Even so has God restored us all to our right minds. To this man, the revelation was sudden. Some of us grow into it more slowly. But He has come to all who have honestly sought Him.

‘Even so’ is to be read as ‘just in such a way’ not ‘nonetheless’.

The right mind is the mind that in effect does the right thing, even though some of its thoughts are crooked.

‘Revelation’ comes from ‘vēlō’, meaning ‘to cover’, and the ‘re’ denotes not repetition but a restoration to the original state (note that the prefix ‘re’ has seven meanings in English, adopted from Latin, only one of which suggests ‘again’, and that the ‘re’ of ‘resentment’ means not ‘again’ as in the oft-posited but quite incorrect misinterpretation of ‘resentment’ as ‘re-feeling’ but ‘in response to a stimulus, with intensive force’, so a resentment is really an excessive emotional reaction to something).

‘Revelation’ is thus the uncovering of something that was covered. God was never not there. He was merely covered with a blanket of nonsense.

Some of us ‘grow into it’. In other words, atheism is childishness, immaturity. We grow up and out of it into reality.

God appears to ‘come’ to us, but that is only appearance: if revelation is the uncovering of what was covered, He was never more distant when one was unaware of His presence; he was merely not visible to us. When we become aware, it appears to be a coming-towards. But that is an optical illusion.

The condition is that we seek Him.

Clearly this is metaphysical not physical, internal not external. One is technically permitted to have a doorknob or nature as one’s Higher Power, but will one make internal contact by trying to physical touch a doorknob or a tree (after all, what is nature but the aggregate of physical things?) If you want to make contact with something metaphysical, best to look metaphysically. If the linen is stated to be in the airing cupboard, best not look in the larder.

So one has to seek internally, and one has to look alone. No one can look with one.

The internal looking is really meditation, which takes place in the conscious mind.

Forms of meditation that seek to abstract the person from the conscious mind, from thought, and concentrate on the body, the breath, posture, are very effective at what they seek to do, but it’s rare that the stated object is conscious contact with God and knowledge of God’s will for us in the material world. Wonderful but not our purpose here.

If one wants that, one must get out of the body into the mind.

How does one approach God?

Talk to God. Ask God questions. Make requests of God (the resolution of problems, the welfare of others, knowledge of what He wants one to do). Thank God. That will do the trick. Thank God!

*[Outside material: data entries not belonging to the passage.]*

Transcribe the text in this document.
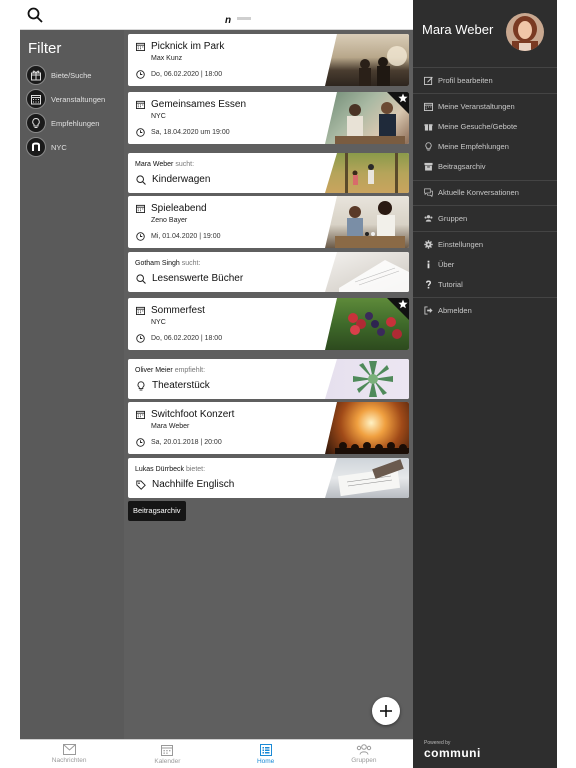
n
Filter
Biete/Suche
Veranstaltungen
Empfehlungen
NYC
Picknick im Park
Max Kunz
Do, 06.02.2020 | 18:00
Gemeinsames Essen
NYC
Sa, 18.04.2020 um 19:00
Mara Weber sucht:
Kinderwagen
Spieleabend
Zeno Bayer
Mi, 01.04.2020 | 19:00
Gotham Singh sucht:
Lesenswerte Bücher
Sommerfest
NYC
Do, 06.02.2020 | 18:00
Oliver Meier empfiehlt:
Theaterstück
Switchfoot Konzert
Mara Weber
Sa, 20.01.2018 | 20:00
Lukas Dürrbeck bietet:
Nachhilfe Englisch
Beitragsarchiv
Nachrichten	Kalender	Home	Gruppen
Mara Weber
Profil bearbeiten
Meine Veranstaltungen
Meine Gesuche/Gebote
Meine Empfehlungen
Beitragsarchiv
Aktuelle Konversationen
Gruppen
Einstellungen
Über
Tutorial
Abmelden
Powered by
communi
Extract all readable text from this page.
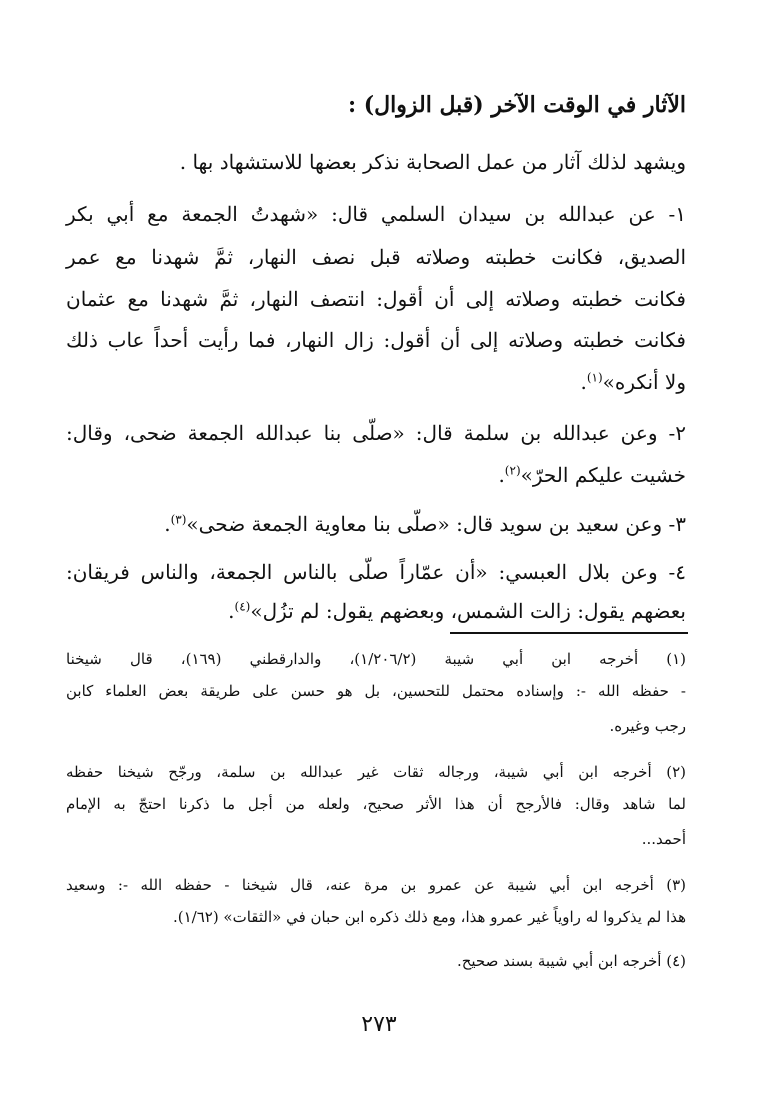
الآثار في الوقت الآخر (قبل الزوال) :
ويشهد لذلك آثار من عمل الصحابة نذكر بعضها للاستشهاد بها .
١- عن عبدالله بن سيدان السلمي قال: «شهدتُ الجمعة مع أبي بكر
الصديق، فكانت خطبته وصلاته قبل نصف النهار، ثمَّ شهدنا مع عمر
فكانت خطبته وصلاته إلى أن أقول: انتصف النهار، ثمَّ شهدنا مع عثمان
فكانت خطبته وصلاته إلى أن أقول: زال النهار، فما رأيت أحداً عاب ذلك
ولا أنكره»$^{(١)}$.
٢- وعن عبدالله بن سلمة قال: «صلّى بنا عبدالله الجمعة ضحى، وقال:
خشيت عليكم الحرّ»$^{(٢)}$.
٣- وعن سعيد بن سويد قال: «صلّى بنا معاوية الجمعة ضحى»$^{(٣)}$.
٤- وعن بلال العبسي: «أن عمّاراً صلّى بالناس الجمعة، والناس فريقان:
بعضهم يقول: زالت الشمس، وبعضهم يقول: لم تزُل»$^{(٤)}$.
(١) أخرجه ابن أبي شيبة (١/٢٠٦/٢)، والدارقطني (١٦٩)، قال شيخنا
- حفظه الله -: وإسناده محتمل للتحسين، بل هو حسن على طريقة بعض العلماء كابن
رجب وغيره.
(٢) أخرجه ابن أبي شيبة، ورجاله ثقات غير عبدالله بن سلمة، ورجّح شيخنا حفظه
لما شاهد وقال: فالأرجح أن هذا الأثر صحيح، ولعله من أجل ما ذكرنا احتجّ به الإمام
أحمد...
(٣) أخرجه ابن أبي شيبة عن عمرو بن مرة عنه، قال شيخنا - حفظه الله -: وسعيد
هذا لم يذكروا له راوياً غير عمرو هذا، ومع ذلك ذكره ابن حبان في «الثقات» (١/٦٢).
(٤) أخرجه ابن أبي شيبة بسند صحيح.
٢٧٣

But don’t dawdle until He replies. Sometimes He takes a while to get back to one. In the meantime, if one hangs around for too long, something might reply, and it might not be God. God won’t be insisted upon; God won’t be hustled.

‘Honestly’ sought. I’m not sure what ‘honestly’ means. If one is seeking, one must have a motivation to seek Him, or one would not be seeking. A motivation cannot be honest or dishonest in the sense of truthful or untruthful, because motivations are phenomena not propositions. Motivations can be honest, however, in terms of being pure rather than composite, comprising a surface, pretended motivation plus a real motivation.

If one seeks God really driven by the secondary motivations of personal happiness, sorting one’s life out, getting ahead in one’s job, and one does find God, God will blow everything out of the water anyway.

If you open floodgates, the floodgates do their job regardless of your motivation.

‘Honestly’ thus has no real meaning here, unless one takes it to be a solecism, assuming that Bill means ‘sincerely’ in the sense of ‘diligently’ and ‘above all else’.

See what else Bill says in terms of how ‘seeking’ is to take place:

  • with all the desperation of drowning men (page 28)
  • earnestly (page 46)

Note also that Step Eleven (page 59) and (c) (page 60) refer merely to ‘sought’ and do not stimulate the necessity of particular intensity or manner.

Thus, we need merely seek.

When we drew near to Him He disclosed Himself to us!

We only have to go a little of the way towards God, and He will come all of the way in the other direction, towards us.

This echoes the idea of God not making too hard terms with those who earnestly seek.